Os autores então comparam a decisão de comprar medicamento de marca ou genérico entre diferentes grupos de consumidores. O consumidor tipo “A” é igual ao tipo “B” em tudo que é observável (renda, anos de estudo, idade, etc.) exceto pelo fato de que “A” é informado (ele é um médico ou um farmacêutico) e “B” não é informado (ele é um economista) – diferenças entre estabelecimentos de compra, período da compra, etc. também estão controladas.

O trabalho mostra que os médicos e farmacêuticos compram medicamentos genéricos mais frequentemente do que consumidores parecidos mas com formação em outra área. Da mesma forma, chefs de cozinha  preferem comprar açúcar com a marca do supermercado do que o açúcar de uma marca nacionalmente conhecida – quando comparados, por exemplo, a um sujeito com características muito similares mas que não sabe nada de cozinha. Para reforçar estes resultados os autores mostram que chefs não preferem medicamentos genéricos a medicamentos de marca e que médicos não preferem açúcar com a marca do supermercado a açúcar de marca.

A ideia por trás do resultado é a seguinte: Para os produtos analisados no trabalho não existe diferença alguma entre a marca e o genérico – açúcar do Carrefour adoça o café do mesmo jeito que o açúcar União. O pessoal informado sabe que esta diferença não existe e, portanto, não paga mais pela marca. Os desinformados não percebem que marca e genérico são a mesma coisa, exageram sua percepção a favor do produto de marca e isso os torna mais propensos a pagar mais pela marca.
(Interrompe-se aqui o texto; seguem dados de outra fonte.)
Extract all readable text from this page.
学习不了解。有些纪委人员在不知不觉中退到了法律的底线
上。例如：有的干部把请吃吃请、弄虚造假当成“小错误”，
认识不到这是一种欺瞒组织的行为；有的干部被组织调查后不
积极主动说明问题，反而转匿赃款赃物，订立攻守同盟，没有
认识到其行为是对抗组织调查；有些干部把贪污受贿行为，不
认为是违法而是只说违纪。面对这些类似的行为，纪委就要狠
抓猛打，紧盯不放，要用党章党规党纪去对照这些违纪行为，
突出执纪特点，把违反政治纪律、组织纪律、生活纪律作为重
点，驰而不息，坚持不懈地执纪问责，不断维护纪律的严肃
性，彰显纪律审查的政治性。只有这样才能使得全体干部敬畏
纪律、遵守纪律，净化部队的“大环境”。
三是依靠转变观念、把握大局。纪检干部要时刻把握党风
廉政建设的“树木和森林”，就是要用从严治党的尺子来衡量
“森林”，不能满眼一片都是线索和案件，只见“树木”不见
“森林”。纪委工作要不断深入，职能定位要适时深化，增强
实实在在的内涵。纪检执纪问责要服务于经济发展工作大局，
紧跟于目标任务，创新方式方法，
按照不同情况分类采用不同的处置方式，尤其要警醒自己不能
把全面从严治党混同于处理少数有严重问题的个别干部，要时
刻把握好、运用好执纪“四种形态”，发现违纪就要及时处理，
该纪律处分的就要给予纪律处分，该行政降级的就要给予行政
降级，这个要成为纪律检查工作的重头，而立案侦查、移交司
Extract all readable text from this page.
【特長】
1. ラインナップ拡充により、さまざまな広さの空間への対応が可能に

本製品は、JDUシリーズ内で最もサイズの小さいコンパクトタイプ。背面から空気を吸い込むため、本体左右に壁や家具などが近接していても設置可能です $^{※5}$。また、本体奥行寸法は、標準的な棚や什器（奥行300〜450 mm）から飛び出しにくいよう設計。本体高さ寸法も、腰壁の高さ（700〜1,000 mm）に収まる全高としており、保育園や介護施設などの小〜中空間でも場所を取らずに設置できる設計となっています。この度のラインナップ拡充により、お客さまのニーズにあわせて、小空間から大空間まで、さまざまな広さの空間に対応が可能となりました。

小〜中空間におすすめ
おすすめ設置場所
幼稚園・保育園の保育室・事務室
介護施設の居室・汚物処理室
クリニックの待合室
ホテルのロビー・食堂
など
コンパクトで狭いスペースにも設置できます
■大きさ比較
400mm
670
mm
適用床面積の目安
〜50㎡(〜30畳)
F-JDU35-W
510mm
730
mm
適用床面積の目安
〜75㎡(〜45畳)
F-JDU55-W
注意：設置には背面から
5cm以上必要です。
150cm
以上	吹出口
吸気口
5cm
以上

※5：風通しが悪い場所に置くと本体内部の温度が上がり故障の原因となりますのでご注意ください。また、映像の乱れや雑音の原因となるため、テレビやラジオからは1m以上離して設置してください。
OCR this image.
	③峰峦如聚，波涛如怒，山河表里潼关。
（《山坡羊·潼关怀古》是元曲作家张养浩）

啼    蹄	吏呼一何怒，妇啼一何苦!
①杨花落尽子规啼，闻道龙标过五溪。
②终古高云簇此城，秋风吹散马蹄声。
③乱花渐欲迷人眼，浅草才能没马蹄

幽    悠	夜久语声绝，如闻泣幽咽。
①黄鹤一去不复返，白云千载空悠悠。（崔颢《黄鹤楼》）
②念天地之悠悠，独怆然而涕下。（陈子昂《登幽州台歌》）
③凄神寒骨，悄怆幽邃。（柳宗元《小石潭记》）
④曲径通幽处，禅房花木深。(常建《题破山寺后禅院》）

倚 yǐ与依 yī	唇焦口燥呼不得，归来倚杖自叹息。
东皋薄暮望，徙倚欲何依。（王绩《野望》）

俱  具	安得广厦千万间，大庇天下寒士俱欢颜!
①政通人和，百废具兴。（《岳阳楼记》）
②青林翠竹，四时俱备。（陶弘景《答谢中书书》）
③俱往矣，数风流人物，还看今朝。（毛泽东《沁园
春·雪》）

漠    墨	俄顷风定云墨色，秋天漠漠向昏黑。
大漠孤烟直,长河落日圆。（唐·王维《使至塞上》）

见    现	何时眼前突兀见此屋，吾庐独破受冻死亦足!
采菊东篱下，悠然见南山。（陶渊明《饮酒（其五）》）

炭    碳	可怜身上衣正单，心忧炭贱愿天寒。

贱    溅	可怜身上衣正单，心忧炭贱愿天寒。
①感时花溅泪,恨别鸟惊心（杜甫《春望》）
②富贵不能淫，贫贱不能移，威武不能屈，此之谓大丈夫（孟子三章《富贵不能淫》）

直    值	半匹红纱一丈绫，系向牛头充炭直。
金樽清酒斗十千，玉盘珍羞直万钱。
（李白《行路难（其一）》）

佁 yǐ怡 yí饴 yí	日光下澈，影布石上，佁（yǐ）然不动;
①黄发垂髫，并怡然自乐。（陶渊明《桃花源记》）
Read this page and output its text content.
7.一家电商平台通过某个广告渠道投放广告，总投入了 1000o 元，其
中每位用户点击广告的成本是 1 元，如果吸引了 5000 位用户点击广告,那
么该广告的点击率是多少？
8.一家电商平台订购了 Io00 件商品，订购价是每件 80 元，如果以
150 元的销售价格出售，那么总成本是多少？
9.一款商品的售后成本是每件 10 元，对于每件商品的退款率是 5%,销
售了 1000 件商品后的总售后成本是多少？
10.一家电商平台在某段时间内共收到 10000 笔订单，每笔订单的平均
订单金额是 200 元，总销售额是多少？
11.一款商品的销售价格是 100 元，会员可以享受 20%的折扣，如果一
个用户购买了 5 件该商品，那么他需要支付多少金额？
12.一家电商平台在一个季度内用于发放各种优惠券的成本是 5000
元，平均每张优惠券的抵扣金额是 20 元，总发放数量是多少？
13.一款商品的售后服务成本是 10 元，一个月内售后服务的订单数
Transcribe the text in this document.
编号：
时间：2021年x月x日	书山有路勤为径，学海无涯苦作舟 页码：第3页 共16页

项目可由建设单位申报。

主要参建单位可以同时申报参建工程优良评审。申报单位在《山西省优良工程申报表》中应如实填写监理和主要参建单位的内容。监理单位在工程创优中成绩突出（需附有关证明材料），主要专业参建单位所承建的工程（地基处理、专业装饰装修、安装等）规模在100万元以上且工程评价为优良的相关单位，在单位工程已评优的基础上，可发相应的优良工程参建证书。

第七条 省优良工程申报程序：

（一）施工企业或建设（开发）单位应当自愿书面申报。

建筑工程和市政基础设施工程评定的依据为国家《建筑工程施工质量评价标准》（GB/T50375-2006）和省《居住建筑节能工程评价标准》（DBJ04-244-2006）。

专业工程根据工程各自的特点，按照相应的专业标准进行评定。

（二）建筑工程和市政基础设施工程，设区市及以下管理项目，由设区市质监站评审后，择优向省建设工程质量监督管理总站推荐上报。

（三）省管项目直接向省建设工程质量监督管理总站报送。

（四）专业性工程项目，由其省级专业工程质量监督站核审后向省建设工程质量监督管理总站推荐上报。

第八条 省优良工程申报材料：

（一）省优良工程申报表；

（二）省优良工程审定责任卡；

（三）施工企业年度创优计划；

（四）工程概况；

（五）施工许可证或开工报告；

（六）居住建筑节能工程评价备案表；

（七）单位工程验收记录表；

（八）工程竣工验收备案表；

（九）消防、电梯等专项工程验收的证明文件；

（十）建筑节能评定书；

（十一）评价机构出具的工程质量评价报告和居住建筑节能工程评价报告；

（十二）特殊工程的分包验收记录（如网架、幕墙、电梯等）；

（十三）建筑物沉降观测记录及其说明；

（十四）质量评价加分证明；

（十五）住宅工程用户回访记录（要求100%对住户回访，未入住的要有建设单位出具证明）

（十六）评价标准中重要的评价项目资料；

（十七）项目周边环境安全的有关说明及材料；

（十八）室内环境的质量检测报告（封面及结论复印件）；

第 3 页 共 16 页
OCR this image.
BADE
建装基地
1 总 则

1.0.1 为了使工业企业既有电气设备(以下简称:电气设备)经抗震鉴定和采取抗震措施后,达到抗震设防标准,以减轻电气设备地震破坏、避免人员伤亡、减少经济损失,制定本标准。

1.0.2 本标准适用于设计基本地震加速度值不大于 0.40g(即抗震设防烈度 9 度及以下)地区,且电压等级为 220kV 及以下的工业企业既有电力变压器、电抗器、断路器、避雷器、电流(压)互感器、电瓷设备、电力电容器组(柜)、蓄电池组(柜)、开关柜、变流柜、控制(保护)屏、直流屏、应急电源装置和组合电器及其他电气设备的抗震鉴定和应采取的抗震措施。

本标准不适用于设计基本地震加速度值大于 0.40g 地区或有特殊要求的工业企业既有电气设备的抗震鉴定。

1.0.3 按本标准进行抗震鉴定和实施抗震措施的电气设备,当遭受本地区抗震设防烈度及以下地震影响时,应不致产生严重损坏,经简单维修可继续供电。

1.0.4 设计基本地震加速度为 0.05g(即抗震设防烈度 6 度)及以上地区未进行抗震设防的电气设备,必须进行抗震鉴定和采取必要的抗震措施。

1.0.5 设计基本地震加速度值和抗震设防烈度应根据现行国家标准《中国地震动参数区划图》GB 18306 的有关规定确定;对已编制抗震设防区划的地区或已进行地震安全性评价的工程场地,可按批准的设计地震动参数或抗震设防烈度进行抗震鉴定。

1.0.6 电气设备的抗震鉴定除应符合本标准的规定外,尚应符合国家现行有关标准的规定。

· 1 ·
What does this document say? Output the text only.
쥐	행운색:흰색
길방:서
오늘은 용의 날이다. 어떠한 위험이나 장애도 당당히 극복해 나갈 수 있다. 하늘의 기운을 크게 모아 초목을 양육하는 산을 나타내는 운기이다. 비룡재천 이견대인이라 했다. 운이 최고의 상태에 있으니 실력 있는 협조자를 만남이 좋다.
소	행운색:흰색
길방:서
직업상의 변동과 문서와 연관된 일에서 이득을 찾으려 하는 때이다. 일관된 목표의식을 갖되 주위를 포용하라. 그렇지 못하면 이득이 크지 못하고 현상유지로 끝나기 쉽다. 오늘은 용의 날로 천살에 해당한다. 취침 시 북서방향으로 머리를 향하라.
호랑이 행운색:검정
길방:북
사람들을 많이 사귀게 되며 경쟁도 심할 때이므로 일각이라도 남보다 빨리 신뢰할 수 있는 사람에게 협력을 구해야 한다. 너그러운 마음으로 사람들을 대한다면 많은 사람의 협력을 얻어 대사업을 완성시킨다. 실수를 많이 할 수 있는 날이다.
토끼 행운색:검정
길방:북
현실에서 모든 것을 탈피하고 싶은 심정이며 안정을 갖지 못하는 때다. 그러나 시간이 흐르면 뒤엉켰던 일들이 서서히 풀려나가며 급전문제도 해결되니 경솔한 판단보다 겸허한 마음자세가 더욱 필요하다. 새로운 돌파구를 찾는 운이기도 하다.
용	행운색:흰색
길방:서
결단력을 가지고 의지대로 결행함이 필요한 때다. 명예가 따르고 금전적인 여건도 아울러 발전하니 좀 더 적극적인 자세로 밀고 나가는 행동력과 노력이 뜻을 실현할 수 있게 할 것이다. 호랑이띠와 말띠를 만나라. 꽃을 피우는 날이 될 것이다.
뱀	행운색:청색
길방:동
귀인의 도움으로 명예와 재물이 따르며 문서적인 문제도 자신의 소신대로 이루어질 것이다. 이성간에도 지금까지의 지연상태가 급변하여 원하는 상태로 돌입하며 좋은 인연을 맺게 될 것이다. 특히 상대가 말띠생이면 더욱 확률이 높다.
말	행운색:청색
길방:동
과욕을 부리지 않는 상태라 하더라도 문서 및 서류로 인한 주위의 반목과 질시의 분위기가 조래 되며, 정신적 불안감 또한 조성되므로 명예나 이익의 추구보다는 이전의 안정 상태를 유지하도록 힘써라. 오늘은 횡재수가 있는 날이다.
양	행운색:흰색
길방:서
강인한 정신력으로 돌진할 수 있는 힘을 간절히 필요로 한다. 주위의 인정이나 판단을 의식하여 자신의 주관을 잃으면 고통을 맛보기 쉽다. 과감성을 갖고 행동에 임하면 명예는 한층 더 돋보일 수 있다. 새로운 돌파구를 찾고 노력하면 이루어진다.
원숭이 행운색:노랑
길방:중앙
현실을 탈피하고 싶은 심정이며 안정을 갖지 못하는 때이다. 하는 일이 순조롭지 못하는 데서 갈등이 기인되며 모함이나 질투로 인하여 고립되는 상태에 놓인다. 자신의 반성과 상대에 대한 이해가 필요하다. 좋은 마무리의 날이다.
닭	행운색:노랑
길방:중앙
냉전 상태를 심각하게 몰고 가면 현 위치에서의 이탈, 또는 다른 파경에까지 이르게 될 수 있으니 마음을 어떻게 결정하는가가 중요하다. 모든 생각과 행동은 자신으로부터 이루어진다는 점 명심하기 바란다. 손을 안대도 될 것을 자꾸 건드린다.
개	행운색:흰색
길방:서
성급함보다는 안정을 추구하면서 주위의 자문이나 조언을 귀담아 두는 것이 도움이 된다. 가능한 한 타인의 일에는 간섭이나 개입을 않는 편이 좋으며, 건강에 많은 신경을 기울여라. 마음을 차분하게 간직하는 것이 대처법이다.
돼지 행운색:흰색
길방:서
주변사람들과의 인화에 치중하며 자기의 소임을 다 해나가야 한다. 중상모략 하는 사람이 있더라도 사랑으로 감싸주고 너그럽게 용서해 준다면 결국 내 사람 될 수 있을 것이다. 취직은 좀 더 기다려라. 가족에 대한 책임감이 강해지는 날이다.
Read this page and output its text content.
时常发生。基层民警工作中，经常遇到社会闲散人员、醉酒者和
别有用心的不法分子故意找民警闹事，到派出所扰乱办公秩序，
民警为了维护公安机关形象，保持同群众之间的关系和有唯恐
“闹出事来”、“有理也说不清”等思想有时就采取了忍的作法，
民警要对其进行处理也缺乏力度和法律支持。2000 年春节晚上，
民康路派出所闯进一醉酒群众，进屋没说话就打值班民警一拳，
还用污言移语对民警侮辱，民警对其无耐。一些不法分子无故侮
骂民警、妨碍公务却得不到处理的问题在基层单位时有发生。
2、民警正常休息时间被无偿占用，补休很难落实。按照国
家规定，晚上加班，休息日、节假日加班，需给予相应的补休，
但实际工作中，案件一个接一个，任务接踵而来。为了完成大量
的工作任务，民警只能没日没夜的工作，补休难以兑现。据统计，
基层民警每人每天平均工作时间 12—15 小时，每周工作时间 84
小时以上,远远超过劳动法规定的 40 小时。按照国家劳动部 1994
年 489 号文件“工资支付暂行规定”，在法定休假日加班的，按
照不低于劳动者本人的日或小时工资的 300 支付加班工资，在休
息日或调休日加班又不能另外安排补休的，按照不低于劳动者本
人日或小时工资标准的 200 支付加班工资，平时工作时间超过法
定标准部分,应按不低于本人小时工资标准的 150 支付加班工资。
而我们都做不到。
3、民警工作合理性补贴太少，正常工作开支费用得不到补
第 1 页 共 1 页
Segundo os cálculos apresentados, o custo desta desinformação é grande. Os autores estimam que os consumidores norte-americanos poupariam US$44 bilhões anualmente se comprassem genérico ao invés de marca. Não é possível dizer se o “exagero” do desinformado a favor da marca – o que explicaria o custo acima – é devido aos US$140 bilhões anualmente gastos em publicidade nos EUA.  Neste caso, a publicidade estaria “enganando” o consumidor e gerando custos para a sociedade. Medidas de regulatórias seriam justificáveis.